The best way is to use a BackendListener which exports results to Grafana or InfluxDB:

JMeter - Backend Listener


To launch a test with gatling, run the .sh script and select the simulation (within user-files/simulations folder):

Gatling - Running a test

During the test run, gatling displays statistics within the console. The results of the test can be viewed at the end of the test. Gatling generates a generic test report with response time, number of OK/KO transactions and detailed statistics for every request. The report is not customizable.

Gatling - Test Result

Cloud Load Testing

There are multiple companies that provide Cloud Load Testing for one or the other tool. All of them are just providing a facility to scale tests into the Cloud and provide a basic results reporting. You upload your JMX scenario or Gatling simulation to those providers, and they run your scenario on Cloud machines.
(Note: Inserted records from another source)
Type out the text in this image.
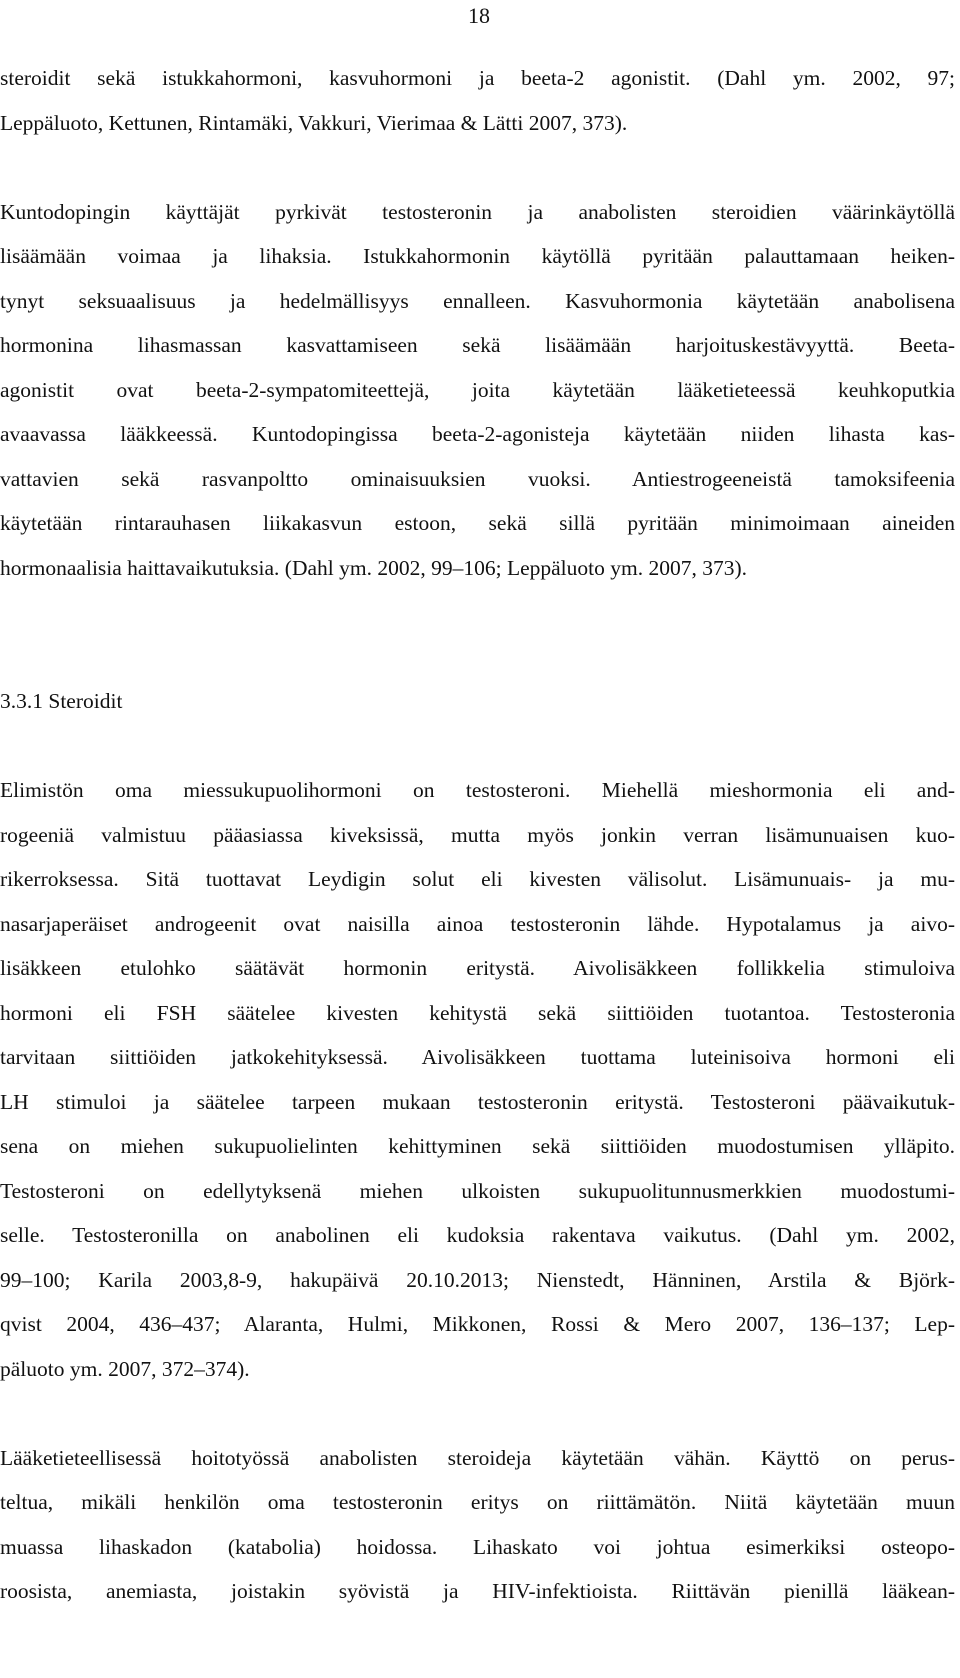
18
steroidit sekä istukkahormoni, kasvuhormoni ja beeta-2 agonistit. (Dahl ym. 2002, 97;
Leppäluoto, Kettunen, Rintamäki, Vakkuri, Vierimaa & Lätti 2007, 373).
Kuntodopingin käyttäjät pyrkivät testosteronin ja anabolisten steroidien väärinkäytöllä
lisäämään voimaa ja lihaksia. Istukkahormonin käytöllä pyritään palauttamaan heiken-
tynyt seksuaalisuus ja hedelmällisyys ennalleen. Kasvuhormonia käytetään anabolisena
hormonina lihasmassan kasvattamiseen sekä lisäämään harjoituskestävyyttä. Beeta-
agonistit ovat beeta-2-sympatomiteettejä, joita käytetään lääketieteessä keuhkoputkia
avaavassa lääkkeessä. Kuntodopingissa beeta-2-agonisteja käytetään niiden lihasta kas-
vattavien sekä rasvanpoltto ominaisuuksien vuoksi. Antiestrogeeneistä tamoksifeenia
käytetään rintarauhasen liikakasvun estoon, sekä sillä pyritään minimoimaan aineiden
hormonaalisia haittavaikutuksia. (Dahl ym. 2002, 99–106; Leppäluoto ym. 2007, 373).
3.3.1 Steroidit
Elimistön oma miessukupuolihormoni on testosteroni. Miehellä mieshormonia eli and-
rogeeniä valmistuu pääasiassa kiveksissä, mutta myös jonkin verran lisämunuaisen kuo-
rikerroksessa. Sitä tuottavat Leydigin solut eli kivesten välisolut. Lisämunuais- ja mu-
nasarjaperäiset androgeenit ovat naisilla ainoa testosteronin lähde. Hypotalamus ja aivo-
lisäkkeen etulohko säätävät hormonin eritystä. Aivolisäkkeen follikkelia stimuloiva
hormoni eli FSH säätelee kivesten kehitystä sekä siittiöiden tuotantoa. Testosteronia
tarvitaan siittiöiden jatkokehityksessä. Aivolisäkkeen tuottama luteinisoiva hormoni eli
LH stimuloi ja säätelee tarpeen mukaan testosteronin eritystä. Testosteroni päävaikutuk-
sena on miehen sukupuolielinten kehittyminen sekä siittiöiden muodostumisen ylläpito.
Testosteroni on edellytyksenä miehen ulkoisten sukupuolitunnusmerkkien muodostumi-
selle. Testosteronilla on anabolinen eli kudoksia rakentava vaikutus. (Dahl ym. 2002,
99–100; Karila 2003,8-9, hakupäivä 20.10.2013; Nienstedt, Hänninen, Arstila & Björk-
qvist 2004, 436–437; Alaranta, Hulmi, Mikkonen, Rossi & Mero 2007, 136–137; Lep-
päluoto ym. 2007, 372–374).
Lääketieteellisessä hoitotyössä anabolisten steroideja käytetään vähän. Käyttö on perus-
teltua, mikäli henkilön oma testosteronin eritys on riittämätön. Niitä käytetään muun
muassa lihaskadon (katabolia) hoidossa. Lihaskato voi johtua esimerkiksi osteopo-
roosista, anemiasta, joistakin syövistä ja HIV-infektioista. Riittävän pienillä lääkean-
We are the world first JMeter Saas Company, providing 100% Web JMeter Scenario Design. We also Scale from multiple locations and provide fully customizable test reports.


JMeter simulates many protocols like HTTP, JDBC, LDAP, SOAP, JMS, and FTP. Gatling Tool supports HTTP, JMS, Websocket and SSE (Server Side Events) at the moment. (version 2.1.x)

Which Tool

It’s not really a match between JMeter and Gatling. Each of them aim different audience.

Choosing JMeter or Gatling tool really depends on what you are comfortable with. If you’re a developer who likes to code, you will probably use Gatling. If you are a performance tester, more interested into GUI tools, JMeter seems to suit you well.

Both tools are great, although they require some learning to get them up and running smoothly.